First Impressions: What The Golf Is Surprisingly Deep

In my muddled and anxious attempt to play through just… a whole fuckton of Apple Arcade games, I finally stumbled into What The Golf, a weird physics game by developer Triband and publisher The Label. It’s, as mentioned, weird as hell. It’s also immensely playable, funny and, in some places, really surprising.

You start your game on a golf course, as one does in a golf game, with a ball at one end and the hole at the other. You swipe back, which increases the power of the “swing,” aim your shot, then release, and watch your ball soar to the hole, which is what you would expect a game of golf to result in. A few holes later, you do the very same thing, except when you let go, the little human avatar they spawned in for you goes flying instead of the ball.

What The Golf‘s entire game is centered around the classic “draw back and fire” mechanic.

What The Golf consistently tries to change the rules like that. Each hole is its own mini game (one reviewer likened it to Wario Ware, and the comparison is apt); sometimes it’ll parody another game, like Angry Birds or Flappy Bird, entirely, while once in a while it will just straight up morph into soccer or pinball. After you get through the tutorial, you’re sucked through a pipe, Mario-style, until you’re in a messy underground facility focused entirely on how to turn the sport of golf into an SCP entry.

I’m only 17 percent through the campaign, but what I’ve played so far has had me shooting golfballs in a vacuum, trying to correct my ball’s trajectory as it flew around bigger gravitational bodies. I’ve beaten an entire squad of kids at soccer. I yeeted a car over some exploding barrels. All in the name of… golf. It’s like if, while doing some of the Panopticon side missions in Control, I found a golf club Object of Power and used it to fundamentally alter reality.

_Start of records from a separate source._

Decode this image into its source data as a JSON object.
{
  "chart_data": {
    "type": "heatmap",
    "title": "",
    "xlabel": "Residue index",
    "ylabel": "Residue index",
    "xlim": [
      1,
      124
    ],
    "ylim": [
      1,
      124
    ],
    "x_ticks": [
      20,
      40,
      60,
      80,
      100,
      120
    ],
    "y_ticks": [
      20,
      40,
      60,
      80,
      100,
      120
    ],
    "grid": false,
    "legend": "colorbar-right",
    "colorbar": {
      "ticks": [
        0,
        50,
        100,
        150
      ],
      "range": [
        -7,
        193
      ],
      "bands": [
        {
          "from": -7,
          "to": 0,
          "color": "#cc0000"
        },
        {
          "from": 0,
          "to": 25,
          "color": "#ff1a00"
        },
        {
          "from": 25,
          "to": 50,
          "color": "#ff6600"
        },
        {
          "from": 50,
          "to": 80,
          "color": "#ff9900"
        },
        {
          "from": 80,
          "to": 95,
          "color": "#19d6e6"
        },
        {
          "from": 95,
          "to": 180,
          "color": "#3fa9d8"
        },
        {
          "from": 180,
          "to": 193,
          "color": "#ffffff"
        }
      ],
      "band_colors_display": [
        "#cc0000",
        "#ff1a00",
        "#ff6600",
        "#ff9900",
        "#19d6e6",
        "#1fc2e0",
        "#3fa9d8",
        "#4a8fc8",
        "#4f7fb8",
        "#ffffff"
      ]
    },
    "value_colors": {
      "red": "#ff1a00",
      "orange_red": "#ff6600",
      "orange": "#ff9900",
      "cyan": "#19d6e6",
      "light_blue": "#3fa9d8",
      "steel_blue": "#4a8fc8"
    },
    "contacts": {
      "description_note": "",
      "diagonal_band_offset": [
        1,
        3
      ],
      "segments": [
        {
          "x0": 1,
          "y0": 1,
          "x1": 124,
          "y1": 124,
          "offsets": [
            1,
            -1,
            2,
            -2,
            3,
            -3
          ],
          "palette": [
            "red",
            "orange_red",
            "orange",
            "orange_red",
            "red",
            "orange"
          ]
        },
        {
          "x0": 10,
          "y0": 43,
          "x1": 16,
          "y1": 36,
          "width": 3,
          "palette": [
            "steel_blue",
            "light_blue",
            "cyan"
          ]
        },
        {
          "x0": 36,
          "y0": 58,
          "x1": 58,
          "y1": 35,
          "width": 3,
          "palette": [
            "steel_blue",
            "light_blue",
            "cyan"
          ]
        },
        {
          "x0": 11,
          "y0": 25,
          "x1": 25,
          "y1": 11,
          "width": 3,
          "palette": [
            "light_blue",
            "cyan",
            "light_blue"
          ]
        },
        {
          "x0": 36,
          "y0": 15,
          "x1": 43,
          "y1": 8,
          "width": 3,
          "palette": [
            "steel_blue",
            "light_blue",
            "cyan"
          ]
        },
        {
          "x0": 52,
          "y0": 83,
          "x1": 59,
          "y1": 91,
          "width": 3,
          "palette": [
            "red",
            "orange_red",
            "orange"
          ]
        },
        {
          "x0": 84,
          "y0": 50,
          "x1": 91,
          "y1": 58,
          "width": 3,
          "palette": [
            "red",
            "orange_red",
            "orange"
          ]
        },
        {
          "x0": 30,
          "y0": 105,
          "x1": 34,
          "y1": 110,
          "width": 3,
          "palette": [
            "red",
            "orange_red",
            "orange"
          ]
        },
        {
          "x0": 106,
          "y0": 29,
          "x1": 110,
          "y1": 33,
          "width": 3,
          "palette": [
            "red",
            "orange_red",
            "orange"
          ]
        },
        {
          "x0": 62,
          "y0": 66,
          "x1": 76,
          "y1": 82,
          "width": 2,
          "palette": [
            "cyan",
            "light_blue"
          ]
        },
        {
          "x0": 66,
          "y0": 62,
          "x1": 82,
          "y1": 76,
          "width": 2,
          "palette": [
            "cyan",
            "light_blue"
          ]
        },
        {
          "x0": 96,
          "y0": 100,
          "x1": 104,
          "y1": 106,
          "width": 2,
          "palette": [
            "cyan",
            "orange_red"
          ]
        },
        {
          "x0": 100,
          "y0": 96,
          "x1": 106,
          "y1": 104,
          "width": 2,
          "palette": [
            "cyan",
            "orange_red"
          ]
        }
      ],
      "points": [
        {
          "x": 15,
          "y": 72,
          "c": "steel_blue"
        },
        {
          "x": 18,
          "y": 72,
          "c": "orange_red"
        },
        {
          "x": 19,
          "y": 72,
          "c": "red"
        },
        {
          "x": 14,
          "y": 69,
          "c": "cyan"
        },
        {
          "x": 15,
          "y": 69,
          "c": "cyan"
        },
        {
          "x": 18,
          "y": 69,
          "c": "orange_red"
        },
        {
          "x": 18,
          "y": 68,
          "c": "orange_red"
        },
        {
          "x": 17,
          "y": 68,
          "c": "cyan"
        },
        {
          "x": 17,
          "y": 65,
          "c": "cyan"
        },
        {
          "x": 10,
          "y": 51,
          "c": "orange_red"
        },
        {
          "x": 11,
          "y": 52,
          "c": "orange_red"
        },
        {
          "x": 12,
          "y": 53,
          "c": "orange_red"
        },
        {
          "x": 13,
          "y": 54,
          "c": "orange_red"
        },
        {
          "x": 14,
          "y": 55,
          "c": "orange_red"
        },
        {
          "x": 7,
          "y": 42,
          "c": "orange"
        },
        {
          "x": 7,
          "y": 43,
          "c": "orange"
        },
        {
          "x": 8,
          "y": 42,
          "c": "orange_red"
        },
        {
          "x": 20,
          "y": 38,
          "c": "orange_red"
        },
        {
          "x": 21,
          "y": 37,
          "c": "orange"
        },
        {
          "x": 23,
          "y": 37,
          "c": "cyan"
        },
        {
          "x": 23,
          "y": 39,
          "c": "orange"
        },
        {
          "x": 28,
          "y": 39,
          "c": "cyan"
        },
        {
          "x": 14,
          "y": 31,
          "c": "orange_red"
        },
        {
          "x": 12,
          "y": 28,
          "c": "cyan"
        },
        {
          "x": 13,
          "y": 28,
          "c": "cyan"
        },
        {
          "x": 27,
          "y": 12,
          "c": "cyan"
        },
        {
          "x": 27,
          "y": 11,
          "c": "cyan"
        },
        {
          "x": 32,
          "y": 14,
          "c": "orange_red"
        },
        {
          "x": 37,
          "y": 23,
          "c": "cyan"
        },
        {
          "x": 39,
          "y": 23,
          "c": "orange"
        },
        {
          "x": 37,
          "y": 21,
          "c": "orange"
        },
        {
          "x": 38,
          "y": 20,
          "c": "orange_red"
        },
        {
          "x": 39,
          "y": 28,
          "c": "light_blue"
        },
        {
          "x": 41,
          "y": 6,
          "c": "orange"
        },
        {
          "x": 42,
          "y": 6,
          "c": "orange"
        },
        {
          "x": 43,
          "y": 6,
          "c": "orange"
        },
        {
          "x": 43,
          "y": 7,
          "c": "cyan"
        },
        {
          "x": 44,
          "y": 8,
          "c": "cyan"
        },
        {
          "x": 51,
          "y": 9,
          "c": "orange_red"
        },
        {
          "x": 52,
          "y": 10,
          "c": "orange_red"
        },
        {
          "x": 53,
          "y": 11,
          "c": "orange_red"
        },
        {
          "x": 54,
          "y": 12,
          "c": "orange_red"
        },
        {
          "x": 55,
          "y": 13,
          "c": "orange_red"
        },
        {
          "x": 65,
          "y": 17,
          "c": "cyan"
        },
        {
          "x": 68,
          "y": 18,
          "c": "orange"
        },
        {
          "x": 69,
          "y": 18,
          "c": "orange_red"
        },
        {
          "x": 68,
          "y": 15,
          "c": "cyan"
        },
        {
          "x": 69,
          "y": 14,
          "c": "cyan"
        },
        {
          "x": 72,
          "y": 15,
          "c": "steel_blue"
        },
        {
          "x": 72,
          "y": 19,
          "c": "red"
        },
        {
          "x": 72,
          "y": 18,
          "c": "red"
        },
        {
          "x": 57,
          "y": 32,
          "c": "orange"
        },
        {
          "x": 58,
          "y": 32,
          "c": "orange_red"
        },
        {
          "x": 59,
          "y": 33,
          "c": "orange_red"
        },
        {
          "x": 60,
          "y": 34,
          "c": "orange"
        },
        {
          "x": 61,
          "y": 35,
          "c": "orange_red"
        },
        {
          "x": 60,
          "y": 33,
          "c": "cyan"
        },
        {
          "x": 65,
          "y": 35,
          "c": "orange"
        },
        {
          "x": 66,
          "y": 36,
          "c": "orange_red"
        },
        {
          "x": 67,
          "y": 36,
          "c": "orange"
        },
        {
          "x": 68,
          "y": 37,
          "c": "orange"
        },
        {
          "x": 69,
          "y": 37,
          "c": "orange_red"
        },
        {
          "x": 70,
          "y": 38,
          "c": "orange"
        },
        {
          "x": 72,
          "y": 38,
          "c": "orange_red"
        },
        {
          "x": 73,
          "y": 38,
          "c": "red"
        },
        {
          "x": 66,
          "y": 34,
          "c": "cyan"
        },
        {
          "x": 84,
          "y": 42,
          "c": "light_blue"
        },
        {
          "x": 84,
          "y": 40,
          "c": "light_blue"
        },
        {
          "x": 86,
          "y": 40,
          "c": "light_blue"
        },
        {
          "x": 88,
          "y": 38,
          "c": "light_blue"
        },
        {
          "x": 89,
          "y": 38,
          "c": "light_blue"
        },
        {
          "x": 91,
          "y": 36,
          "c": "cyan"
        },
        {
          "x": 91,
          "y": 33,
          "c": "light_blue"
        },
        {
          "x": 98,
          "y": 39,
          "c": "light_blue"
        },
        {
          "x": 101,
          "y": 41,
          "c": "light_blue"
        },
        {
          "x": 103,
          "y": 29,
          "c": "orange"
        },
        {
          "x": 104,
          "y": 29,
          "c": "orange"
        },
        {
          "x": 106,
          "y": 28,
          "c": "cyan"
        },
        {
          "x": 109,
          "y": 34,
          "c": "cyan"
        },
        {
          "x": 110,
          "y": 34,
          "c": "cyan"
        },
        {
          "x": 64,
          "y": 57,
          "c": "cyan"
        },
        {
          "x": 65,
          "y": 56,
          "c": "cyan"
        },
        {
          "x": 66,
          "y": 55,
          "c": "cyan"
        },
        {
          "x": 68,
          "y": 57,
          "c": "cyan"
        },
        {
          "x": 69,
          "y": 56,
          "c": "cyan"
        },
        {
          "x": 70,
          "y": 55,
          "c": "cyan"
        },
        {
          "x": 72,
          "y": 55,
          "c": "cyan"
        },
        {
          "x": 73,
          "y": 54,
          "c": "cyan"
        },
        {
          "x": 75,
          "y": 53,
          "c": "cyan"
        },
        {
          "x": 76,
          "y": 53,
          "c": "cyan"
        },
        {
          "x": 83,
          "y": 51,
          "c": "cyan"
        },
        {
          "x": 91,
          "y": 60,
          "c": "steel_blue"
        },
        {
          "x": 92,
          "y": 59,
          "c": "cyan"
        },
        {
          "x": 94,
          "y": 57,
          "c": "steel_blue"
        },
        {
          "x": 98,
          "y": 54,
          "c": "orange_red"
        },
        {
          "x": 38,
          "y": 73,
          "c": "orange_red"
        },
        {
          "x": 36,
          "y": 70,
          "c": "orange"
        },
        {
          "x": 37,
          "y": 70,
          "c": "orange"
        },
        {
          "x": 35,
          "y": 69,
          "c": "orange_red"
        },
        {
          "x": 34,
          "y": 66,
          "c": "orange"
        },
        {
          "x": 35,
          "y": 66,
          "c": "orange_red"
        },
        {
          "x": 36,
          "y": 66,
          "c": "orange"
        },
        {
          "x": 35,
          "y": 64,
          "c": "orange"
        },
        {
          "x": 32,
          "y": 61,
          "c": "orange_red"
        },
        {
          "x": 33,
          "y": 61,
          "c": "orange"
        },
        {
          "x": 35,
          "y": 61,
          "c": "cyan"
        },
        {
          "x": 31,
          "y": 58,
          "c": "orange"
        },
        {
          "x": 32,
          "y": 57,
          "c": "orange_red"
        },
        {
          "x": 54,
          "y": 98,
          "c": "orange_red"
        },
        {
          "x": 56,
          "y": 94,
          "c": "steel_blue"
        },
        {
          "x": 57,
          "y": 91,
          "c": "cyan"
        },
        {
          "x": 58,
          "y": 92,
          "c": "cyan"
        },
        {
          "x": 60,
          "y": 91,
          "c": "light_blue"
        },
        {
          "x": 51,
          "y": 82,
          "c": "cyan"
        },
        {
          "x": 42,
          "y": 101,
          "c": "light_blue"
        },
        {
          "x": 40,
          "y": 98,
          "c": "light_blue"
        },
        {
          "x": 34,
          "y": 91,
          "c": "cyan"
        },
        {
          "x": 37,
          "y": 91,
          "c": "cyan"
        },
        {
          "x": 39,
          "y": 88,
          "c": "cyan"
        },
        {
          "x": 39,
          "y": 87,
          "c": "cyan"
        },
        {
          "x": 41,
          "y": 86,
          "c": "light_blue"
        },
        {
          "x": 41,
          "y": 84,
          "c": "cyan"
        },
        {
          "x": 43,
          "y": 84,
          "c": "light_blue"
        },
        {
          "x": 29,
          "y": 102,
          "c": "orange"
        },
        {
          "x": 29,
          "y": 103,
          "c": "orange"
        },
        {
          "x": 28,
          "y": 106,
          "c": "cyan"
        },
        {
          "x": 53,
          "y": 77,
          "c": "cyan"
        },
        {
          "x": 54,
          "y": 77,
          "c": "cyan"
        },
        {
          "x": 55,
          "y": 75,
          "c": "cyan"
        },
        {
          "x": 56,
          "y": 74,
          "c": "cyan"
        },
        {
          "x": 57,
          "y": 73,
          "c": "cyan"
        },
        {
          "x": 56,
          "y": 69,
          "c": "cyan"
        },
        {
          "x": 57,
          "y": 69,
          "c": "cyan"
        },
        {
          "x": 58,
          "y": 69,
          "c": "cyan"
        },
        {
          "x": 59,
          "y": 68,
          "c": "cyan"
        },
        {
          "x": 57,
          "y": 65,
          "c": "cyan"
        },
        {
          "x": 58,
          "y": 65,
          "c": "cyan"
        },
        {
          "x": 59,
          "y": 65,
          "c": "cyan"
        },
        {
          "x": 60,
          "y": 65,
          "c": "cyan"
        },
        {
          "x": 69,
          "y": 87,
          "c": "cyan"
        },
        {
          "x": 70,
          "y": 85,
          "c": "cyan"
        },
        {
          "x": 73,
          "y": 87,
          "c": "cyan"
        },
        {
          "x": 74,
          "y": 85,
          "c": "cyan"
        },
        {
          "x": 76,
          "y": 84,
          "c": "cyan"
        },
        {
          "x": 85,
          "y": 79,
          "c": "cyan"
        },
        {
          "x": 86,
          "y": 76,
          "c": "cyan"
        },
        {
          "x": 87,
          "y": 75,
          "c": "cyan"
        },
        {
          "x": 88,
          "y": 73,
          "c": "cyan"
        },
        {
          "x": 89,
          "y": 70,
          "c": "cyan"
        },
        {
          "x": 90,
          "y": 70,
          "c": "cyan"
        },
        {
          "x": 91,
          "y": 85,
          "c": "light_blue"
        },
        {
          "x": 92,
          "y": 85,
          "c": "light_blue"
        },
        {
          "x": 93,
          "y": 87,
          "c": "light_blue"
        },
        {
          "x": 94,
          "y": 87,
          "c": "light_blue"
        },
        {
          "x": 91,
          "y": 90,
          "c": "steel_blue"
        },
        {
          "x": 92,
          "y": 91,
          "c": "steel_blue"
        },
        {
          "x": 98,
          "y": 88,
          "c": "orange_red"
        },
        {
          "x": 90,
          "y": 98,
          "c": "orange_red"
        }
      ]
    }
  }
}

What The Golf has me hooked. And what’s been great is that it’s actually utilizing my phone’s orientation in interesting ways. I started in portrait mode, but a subtle perspective shift occasionally will have me switch to landscape mode and vice versa. I wouldn’t be surprised if later the game used my phone’s gyroscopes and accelerometer more extensively. I’ll definitely be finishing this game for a full review.